Coding With Fun
Home Docker Django Node.js Articles Python pip guide FAQ Policy

Storm Spouts


May 17, 2021 Storm getting Started


Table of contents


Spouts

You'll learn in this chapter about spout as the most common design strategy associated with topological entry and its fault tolerance mechanism.

Reliable Message VS Unreliable News

When designing a topology, one important thing that is always in mind is the reliability of the message. W hen there are messages that cannot be processed, you decide what to do and what to do as a topology as a whole. F or example, when dealing with bank deposits, it is important not to lose any transaction messages. But if you want to statistically analyze millions of tweets, even if one is missing, you can still think your results are accurate.

For Storm, it is the developer's responsibility to guarantee the reliability of messages based on the needs of each topology. T his involves a trade-off between message reliability and resource consumption. A high-reliability topology must manage lost messages and inevitably consume more resources; Regardless of the reliability strategy chosen, Storm offers different tools to implement it.
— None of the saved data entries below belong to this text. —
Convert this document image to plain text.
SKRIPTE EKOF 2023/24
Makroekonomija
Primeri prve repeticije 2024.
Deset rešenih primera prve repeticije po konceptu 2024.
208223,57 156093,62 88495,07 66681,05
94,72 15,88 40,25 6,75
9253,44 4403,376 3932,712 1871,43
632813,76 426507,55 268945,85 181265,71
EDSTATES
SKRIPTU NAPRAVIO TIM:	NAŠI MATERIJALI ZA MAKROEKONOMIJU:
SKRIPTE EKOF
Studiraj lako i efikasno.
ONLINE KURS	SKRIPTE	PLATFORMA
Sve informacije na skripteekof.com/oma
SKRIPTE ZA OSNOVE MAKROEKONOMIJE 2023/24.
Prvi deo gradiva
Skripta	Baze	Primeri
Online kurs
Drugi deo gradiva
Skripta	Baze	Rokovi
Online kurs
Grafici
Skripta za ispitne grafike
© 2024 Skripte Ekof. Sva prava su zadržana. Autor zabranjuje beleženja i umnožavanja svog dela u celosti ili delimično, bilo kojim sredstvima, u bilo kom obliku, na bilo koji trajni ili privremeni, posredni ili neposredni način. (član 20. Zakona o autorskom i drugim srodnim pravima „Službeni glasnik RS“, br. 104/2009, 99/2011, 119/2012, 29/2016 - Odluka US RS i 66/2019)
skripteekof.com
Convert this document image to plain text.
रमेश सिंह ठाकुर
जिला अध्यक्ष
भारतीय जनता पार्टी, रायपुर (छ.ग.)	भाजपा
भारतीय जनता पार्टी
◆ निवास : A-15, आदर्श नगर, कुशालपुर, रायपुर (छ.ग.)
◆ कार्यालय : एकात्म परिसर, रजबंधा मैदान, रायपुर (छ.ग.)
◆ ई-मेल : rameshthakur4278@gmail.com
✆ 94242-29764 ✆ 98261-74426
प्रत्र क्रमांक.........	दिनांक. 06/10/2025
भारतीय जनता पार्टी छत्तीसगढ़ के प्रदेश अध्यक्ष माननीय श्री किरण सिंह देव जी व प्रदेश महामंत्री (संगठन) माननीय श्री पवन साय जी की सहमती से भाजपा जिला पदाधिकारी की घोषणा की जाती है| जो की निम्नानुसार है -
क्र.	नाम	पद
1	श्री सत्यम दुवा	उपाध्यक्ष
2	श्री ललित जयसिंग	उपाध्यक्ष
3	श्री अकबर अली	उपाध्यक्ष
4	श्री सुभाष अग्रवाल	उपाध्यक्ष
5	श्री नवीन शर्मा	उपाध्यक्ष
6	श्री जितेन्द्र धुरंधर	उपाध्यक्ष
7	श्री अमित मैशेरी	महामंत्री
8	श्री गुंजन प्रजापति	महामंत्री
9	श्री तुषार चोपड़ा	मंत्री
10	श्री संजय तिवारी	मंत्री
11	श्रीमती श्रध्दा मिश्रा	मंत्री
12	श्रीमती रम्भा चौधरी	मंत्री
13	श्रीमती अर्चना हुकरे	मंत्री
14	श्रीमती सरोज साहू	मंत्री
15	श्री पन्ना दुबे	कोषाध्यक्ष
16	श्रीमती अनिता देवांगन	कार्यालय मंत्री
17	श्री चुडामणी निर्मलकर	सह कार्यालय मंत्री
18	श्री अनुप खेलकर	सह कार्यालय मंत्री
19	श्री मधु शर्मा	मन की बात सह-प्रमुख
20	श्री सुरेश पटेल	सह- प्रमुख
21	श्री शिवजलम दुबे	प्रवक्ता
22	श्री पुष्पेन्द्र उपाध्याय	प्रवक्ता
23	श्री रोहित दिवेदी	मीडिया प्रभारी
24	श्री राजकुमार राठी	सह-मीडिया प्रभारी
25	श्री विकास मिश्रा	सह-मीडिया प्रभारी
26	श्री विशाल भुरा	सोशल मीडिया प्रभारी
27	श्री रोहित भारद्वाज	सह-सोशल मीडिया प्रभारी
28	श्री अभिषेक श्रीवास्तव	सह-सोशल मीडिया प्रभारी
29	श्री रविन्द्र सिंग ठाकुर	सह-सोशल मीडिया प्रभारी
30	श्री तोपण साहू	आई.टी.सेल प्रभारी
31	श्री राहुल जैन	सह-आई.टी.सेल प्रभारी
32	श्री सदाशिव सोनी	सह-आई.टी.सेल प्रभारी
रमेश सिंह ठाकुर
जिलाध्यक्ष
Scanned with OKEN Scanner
To manage reliability in spout, you can include a tuple ID (new Values (...), tupleId) when distributing. T he ack method is called when a metagroup is handled correctly, and the fail method is called when it fails. When a tugroup is processed by all target bolts and anchor bolts, the tugroup processing is determined to be successful (you'll learn more about anchor bolts in Chapter 5).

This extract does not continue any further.